We note, however, that any individual in this position cannot merely do routine tasks, but must instead wield independent thought and judgment with regard to important matters that affect the business. If the individual merely follows a strict regiment of guidelines, they will likely not be a “manager” under this exemption. Thus, the typical case where a manager fails this factor is a business that is owner-occupied. For example, most small doctor’s offices have an office manager. The office manager is closely supervised by the doctor-owner. The Doctor-owner will typically make all important decisions, leaving the office manager with no real discretion as to important matters. In this case, the office manager is likely misclassified as exempt and entitled to overtime.
c. General Question and Answer:
i. Does my title matter? A. Often, it does not. What matters are your actual duties. If I am a janitor, but am called the King of Janitorial Services, but may duties involve exclusively janitorial work – I am likely entitled to overtime.
ii. Do my job duties matter? A. Yes. Job duties and responsibilities are one of the most important factors in whether or not someone is entitled to overtime or not.

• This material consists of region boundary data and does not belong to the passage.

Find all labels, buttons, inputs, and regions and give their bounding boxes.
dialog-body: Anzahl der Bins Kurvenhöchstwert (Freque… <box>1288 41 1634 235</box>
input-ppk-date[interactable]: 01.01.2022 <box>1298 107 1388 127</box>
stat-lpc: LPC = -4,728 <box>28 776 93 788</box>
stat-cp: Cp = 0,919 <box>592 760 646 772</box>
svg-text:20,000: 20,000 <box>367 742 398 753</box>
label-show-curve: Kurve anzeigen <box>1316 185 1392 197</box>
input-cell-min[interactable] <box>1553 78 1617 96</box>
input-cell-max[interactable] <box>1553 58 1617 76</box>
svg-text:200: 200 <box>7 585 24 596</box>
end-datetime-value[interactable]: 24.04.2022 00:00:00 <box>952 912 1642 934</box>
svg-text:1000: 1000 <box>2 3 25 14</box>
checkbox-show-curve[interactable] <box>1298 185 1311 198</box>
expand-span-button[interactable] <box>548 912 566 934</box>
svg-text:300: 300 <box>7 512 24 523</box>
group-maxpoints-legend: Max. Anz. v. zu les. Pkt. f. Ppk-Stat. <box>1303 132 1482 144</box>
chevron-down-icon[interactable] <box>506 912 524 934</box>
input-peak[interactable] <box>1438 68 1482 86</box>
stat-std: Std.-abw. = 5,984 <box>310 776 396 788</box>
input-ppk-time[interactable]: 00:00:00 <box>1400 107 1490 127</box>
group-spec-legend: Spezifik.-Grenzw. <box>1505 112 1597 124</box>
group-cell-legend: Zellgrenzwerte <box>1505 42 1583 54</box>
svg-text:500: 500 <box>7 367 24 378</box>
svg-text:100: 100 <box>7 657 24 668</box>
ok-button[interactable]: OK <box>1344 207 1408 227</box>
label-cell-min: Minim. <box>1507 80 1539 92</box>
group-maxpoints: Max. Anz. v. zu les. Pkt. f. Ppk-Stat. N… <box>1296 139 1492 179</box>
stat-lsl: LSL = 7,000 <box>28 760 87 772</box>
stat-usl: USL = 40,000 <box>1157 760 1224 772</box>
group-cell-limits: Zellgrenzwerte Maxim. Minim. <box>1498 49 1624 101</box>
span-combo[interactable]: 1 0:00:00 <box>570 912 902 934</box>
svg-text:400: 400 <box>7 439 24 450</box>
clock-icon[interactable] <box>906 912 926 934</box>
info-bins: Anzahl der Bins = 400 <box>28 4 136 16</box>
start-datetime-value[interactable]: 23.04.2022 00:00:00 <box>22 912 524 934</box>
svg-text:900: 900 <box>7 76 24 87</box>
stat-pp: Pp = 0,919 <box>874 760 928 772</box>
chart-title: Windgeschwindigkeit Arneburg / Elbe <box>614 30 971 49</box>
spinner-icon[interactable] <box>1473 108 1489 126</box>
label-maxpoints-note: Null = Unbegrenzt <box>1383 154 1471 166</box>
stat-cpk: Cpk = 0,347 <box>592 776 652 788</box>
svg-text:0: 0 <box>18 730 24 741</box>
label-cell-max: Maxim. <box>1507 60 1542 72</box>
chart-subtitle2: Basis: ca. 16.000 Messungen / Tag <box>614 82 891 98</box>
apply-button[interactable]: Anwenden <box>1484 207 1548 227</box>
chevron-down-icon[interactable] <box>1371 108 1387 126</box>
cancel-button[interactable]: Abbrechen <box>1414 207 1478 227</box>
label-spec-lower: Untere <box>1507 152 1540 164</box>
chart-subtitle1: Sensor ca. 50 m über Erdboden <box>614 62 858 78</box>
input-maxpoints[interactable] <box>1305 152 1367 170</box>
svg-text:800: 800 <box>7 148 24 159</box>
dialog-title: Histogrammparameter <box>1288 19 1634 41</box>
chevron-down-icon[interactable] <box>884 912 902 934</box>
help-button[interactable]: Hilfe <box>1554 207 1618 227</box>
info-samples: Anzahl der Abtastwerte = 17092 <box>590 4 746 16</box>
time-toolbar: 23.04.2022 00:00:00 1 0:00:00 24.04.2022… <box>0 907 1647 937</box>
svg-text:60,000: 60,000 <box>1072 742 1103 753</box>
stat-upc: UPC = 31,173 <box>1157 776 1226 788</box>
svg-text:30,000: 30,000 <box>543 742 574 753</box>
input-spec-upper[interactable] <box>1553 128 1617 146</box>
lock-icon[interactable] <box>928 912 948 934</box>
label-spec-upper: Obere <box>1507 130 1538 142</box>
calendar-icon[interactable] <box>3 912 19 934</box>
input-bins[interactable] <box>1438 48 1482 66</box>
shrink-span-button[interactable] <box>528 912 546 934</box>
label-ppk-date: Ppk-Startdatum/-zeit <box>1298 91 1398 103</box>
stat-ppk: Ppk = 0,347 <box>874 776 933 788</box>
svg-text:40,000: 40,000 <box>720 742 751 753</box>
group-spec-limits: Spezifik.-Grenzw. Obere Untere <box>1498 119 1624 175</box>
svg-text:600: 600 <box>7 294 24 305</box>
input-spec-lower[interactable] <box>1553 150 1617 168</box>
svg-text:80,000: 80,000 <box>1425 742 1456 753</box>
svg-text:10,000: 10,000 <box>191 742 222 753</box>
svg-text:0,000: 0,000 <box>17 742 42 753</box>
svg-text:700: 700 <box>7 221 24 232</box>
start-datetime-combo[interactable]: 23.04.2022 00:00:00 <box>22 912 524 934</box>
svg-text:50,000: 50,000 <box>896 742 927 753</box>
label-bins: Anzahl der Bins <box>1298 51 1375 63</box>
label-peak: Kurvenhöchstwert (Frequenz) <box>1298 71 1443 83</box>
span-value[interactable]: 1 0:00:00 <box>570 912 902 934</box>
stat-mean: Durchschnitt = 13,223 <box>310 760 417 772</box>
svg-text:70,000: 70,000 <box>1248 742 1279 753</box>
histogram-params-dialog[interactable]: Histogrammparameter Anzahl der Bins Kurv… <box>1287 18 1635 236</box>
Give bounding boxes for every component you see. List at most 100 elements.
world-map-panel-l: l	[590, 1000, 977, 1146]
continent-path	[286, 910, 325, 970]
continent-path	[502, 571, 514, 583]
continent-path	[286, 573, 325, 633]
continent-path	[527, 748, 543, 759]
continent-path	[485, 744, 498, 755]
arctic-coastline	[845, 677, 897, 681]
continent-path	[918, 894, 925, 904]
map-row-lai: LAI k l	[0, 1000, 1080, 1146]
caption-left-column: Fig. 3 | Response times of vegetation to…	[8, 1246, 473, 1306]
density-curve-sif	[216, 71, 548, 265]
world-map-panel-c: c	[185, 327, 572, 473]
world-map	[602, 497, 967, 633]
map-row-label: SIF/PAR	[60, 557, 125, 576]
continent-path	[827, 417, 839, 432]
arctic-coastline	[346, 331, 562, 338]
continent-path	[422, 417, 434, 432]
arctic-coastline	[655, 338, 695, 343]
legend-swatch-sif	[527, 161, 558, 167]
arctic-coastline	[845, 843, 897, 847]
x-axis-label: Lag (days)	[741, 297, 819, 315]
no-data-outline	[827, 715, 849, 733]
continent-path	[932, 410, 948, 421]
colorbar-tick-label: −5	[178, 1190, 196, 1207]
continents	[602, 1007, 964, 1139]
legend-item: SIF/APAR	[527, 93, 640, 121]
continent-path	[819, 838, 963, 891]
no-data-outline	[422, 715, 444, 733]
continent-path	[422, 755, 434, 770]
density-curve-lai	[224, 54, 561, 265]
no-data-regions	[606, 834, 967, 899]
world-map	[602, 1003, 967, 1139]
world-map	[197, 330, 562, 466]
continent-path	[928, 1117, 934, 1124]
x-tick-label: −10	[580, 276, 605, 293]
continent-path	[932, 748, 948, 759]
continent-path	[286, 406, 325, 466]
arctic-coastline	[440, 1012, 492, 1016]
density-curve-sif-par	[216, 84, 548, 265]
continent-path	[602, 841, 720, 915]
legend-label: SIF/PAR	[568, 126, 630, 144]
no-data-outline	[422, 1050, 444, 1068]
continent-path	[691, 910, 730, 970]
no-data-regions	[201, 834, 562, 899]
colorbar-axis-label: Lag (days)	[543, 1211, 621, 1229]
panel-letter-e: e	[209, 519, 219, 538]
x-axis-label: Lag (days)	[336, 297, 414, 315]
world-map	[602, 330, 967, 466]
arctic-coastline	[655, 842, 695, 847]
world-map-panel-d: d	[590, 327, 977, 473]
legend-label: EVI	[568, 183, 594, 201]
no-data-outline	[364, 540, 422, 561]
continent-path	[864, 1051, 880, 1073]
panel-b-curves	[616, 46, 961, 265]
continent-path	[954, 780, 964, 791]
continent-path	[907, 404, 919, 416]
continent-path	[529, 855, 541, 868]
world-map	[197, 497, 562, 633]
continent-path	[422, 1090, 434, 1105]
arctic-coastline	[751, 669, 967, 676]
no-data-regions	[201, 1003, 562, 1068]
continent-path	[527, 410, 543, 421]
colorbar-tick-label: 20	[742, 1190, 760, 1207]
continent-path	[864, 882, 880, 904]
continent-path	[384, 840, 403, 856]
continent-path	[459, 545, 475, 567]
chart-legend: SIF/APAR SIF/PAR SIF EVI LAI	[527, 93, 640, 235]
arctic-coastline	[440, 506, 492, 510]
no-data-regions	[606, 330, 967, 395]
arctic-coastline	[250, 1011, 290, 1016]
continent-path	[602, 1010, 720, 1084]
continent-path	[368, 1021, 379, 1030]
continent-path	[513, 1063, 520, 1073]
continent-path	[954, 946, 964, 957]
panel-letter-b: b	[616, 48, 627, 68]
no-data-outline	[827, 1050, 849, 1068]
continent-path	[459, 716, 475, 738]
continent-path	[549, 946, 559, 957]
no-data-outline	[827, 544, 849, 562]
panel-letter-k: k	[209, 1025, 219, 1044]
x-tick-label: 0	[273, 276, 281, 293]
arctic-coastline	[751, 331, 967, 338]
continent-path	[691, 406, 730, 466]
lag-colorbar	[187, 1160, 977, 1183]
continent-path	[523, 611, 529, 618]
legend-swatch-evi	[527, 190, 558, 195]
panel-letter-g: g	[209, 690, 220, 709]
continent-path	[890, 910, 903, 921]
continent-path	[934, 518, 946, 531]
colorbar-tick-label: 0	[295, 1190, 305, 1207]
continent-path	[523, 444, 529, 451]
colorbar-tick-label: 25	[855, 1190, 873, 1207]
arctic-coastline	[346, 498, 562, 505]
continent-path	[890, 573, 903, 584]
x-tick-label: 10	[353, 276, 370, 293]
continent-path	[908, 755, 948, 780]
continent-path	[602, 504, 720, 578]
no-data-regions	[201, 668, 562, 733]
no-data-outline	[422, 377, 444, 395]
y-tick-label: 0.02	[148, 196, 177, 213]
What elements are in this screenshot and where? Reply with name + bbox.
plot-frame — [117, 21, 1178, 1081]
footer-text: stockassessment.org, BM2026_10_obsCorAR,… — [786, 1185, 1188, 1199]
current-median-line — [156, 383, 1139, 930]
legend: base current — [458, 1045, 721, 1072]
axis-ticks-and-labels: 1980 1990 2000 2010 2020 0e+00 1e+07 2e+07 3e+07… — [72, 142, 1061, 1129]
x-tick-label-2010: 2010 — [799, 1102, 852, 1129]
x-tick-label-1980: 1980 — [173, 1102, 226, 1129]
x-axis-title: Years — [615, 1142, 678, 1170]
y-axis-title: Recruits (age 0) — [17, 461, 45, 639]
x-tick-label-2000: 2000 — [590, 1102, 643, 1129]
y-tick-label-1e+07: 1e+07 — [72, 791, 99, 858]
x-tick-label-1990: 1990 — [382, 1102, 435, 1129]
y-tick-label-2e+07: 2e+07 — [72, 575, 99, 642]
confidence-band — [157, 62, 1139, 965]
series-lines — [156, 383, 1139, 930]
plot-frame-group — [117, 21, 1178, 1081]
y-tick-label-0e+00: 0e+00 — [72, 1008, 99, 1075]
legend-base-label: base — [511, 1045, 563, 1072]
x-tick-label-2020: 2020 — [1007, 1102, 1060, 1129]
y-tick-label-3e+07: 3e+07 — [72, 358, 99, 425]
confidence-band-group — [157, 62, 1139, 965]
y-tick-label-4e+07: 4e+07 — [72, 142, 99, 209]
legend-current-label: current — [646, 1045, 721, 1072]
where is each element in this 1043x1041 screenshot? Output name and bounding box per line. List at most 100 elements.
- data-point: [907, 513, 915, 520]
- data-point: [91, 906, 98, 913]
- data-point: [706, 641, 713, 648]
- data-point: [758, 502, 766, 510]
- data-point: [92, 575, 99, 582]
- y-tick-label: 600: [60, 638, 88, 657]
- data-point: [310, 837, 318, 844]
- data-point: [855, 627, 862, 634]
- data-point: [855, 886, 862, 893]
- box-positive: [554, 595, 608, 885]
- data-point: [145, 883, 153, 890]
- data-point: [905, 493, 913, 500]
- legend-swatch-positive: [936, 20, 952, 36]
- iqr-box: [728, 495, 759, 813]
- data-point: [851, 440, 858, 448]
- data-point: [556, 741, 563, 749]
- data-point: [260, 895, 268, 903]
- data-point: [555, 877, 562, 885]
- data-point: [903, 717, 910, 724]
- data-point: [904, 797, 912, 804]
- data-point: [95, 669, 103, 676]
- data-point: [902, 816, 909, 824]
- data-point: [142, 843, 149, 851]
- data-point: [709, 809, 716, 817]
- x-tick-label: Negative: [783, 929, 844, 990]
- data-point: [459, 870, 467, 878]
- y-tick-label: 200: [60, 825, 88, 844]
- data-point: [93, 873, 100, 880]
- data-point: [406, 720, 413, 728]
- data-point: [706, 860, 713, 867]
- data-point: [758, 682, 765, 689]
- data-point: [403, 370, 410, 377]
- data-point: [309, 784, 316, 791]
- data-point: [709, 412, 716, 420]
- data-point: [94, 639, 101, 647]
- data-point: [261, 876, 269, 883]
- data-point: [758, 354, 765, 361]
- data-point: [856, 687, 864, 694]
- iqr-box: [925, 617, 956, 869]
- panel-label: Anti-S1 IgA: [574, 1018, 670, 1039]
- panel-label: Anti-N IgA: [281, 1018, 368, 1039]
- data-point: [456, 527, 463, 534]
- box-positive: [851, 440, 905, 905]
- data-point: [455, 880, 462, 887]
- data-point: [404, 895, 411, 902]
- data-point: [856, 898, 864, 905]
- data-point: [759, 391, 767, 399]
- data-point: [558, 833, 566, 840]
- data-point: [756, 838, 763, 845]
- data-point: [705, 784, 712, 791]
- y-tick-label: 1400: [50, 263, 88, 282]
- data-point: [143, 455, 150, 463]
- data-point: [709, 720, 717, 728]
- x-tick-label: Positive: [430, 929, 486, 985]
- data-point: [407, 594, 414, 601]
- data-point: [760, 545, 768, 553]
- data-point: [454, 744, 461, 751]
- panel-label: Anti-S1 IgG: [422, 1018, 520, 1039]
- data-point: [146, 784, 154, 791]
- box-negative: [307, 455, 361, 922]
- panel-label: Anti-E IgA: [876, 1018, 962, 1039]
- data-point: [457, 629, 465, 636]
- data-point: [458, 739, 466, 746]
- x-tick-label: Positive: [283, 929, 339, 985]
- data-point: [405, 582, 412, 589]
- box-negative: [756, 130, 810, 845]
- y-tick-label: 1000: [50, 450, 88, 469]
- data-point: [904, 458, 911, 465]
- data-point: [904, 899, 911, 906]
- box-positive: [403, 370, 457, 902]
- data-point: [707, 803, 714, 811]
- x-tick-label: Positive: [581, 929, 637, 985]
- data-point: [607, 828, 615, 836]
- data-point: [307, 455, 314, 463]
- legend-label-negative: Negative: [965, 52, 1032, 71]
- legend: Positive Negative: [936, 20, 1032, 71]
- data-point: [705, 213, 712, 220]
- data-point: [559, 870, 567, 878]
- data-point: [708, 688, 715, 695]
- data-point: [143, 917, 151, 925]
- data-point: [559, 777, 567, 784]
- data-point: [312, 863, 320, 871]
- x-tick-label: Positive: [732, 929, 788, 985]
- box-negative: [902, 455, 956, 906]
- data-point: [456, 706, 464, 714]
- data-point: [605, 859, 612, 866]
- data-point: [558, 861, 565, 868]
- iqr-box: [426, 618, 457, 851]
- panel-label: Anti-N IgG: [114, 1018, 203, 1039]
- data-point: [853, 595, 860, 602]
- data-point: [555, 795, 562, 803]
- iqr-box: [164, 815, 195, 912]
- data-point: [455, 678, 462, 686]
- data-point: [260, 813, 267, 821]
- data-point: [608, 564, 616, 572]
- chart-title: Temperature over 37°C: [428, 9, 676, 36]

If your job duties largely require you to do menial, associate level work as your primary function, then you may be misclassified as exempt and entitled to overtime.
iii. Can I agree to not be paid overtime so I can get extra hours? A. An individual cannot agree to violate the law. Every individual is entitled to overtime, absent few exemptions. Even if an employee signs an agreement promising they will never seek overtime and waive all rights to do so, such agreement is void and unenforceable.